Open Source and William James

Matt Asay just posted an excellent note connecting Open source and William James. James noted: “True ideas are those that we can assimilate, validate, corroborate and verify. False ideas are those that we can not. That is the practical difference it makes to us to have true ideas.” Matt argues that that is why he likes open source — because it works. I can’t agree more.

I remember saying something very similar in the early days after the open source summit, when we were all first introducing people to this new term. I distinguished between free software, which is a kind of religious movement based on ethical principles, and open source as a pragmatic movement. Open source is like gravity, I said. It’s not something that you believe in. It’s something that you explore and discover, as with any other science. It’s a study of what works.

Matt makes this same argument, except contrasting open source and proprietary software. He says:

Why do I believe open source is the best way to develop, distribute, and support software? Because it works. Some may answer, “But look at Microsoft, Oracle, SAP, etc. Surely they “work” in the sense that they have been massively successful.” To this I concur, but with a caveat. Or, rather, with a statement: “at a given moment in time.”

 

That is, the end-to-end proprietary model makes sense, but only in the early phases of a market’s growth.
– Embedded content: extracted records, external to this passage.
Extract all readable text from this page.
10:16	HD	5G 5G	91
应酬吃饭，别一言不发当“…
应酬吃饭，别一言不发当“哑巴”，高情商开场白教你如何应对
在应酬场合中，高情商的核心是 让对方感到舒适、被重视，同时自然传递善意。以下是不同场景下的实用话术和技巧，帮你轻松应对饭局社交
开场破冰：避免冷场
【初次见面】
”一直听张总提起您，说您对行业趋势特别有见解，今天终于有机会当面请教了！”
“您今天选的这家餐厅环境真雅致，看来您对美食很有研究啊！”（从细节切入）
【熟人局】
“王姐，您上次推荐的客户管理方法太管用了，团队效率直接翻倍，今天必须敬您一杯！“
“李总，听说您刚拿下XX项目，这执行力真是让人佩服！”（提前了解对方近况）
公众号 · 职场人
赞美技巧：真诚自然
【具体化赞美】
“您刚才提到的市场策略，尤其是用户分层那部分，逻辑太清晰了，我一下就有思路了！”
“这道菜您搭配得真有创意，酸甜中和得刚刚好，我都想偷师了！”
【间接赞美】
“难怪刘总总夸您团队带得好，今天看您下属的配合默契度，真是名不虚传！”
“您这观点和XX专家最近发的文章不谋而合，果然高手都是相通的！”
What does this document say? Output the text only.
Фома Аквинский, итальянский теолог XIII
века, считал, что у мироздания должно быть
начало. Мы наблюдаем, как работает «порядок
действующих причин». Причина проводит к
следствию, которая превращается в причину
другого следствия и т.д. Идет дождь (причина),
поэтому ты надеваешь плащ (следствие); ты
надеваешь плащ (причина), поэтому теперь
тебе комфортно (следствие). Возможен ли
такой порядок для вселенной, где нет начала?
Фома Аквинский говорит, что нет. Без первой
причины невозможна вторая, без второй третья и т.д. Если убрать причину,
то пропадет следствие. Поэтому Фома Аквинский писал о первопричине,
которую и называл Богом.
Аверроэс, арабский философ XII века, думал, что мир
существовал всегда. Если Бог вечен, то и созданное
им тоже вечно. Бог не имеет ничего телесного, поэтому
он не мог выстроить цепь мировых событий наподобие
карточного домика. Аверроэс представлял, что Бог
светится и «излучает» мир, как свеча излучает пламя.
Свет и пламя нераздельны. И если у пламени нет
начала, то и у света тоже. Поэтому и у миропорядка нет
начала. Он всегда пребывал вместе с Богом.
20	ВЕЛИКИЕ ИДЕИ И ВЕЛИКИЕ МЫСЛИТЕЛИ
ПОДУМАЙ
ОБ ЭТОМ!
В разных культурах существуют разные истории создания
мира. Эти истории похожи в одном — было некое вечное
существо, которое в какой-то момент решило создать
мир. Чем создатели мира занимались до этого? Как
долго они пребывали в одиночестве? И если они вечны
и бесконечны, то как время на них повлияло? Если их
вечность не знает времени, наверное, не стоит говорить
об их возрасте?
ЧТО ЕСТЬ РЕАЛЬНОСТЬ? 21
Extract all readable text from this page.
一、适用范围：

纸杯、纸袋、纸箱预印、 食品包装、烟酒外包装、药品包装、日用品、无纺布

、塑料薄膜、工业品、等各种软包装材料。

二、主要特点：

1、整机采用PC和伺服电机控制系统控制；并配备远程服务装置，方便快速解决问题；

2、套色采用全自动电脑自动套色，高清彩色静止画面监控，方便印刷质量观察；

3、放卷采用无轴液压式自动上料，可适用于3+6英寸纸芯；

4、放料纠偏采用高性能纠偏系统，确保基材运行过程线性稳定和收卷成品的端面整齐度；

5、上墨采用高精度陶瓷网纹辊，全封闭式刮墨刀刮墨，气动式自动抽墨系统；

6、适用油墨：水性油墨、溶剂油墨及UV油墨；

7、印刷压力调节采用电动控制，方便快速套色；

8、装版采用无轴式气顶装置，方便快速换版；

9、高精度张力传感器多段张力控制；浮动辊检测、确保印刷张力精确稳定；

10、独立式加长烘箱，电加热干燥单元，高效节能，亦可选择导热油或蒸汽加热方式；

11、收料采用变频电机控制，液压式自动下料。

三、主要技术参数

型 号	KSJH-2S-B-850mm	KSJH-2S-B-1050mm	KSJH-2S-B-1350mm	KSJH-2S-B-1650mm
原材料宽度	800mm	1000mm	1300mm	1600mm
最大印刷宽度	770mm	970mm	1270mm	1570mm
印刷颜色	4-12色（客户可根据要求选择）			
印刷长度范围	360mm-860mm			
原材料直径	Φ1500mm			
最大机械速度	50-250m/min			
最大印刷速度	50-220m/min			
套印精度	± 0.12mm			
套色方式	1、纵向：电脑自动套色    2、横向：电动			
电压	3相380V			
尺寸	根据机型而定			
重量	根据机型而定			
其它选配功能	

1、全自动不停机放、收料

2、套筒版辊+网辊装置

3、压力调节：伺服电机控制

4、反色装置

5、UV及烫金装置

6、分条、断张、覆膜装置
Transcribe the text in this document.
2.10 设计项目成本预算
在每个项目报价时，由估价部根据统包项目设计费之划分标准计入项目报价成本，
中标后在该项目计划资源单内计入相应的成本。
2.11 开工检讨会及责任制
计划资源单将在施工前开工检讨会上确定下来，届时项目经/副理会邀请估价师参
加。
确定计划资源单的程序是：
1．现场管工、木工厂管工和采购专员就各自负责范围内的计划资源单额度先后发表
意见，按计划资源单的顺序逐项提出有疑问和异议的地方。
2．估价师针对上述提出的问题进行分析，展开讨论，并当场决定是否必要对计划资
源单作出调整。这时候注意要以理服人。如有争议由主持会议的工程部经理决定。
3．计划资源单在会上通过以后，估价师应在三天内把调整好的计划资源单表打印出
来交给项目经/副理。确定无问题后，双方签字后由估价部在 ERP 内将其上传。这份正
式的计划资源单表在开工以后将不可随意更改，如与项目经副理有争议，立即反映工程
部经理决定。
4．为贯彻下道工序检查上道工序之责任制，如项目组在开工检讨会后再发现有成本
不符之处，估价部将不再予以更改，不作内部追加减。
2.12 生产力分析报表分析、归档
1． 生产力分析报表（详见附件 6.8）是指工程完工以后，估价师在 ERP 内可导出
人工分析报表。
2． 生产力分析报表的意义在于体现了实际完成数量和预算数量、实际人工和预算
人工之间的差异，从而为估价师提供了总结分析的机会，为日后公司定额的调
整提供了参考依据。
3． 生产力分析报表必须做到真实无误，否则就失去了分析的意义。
Here I have to part ways with Matt. Both open source AND proprietary software work at a given moment in time. What I’ve observed (and wrote about in The Open Source Paradigm Shift) is that openness begets innovation, which leads to commercialization, which leads to companies seeking a proprietary edge, until they go too far, close down innovation, and the cycle restarts. It seems to me that openness is characteristic of the early pre-commercial stages of a new industry when many of the participants are in it just for fun; that proprietary advantage is characteristic of the middle phase; and that openness returns in senescent commoditization; which throws open the doors to innovation, and the whole cycle repeats. Here’s a crude drawing of the last few cycles in the computer industry:

overlapping technology cycles of open/closed

It was this observation that led me to predict that Web 2.0 companies like Google and Amazon would leverage open source and open standards to build new proprietary companies. This is great unless they get too greedy and use their position to shut down innovation. “This is the thesis scrivened in delight, The reverberating psalm, the right chorale.” (Wallace Stevens) There’s a repeating cycle of open and proprietary, innovation and exploitation, driven by greed and ignorance overriding joyful exploration. But that exploration can’t be denied, and breaks out anew elsewhere once one domain get too fenced in.

The necessary, pragmatic science is to discover the optimum balance between the value we create, and the value we capture. As long as companies create more value than they capture, they create a vibrant ecosystem around them. As soon as they capture more value than they create, they stagnate, however big the bank balance they build up before that becomes apparent.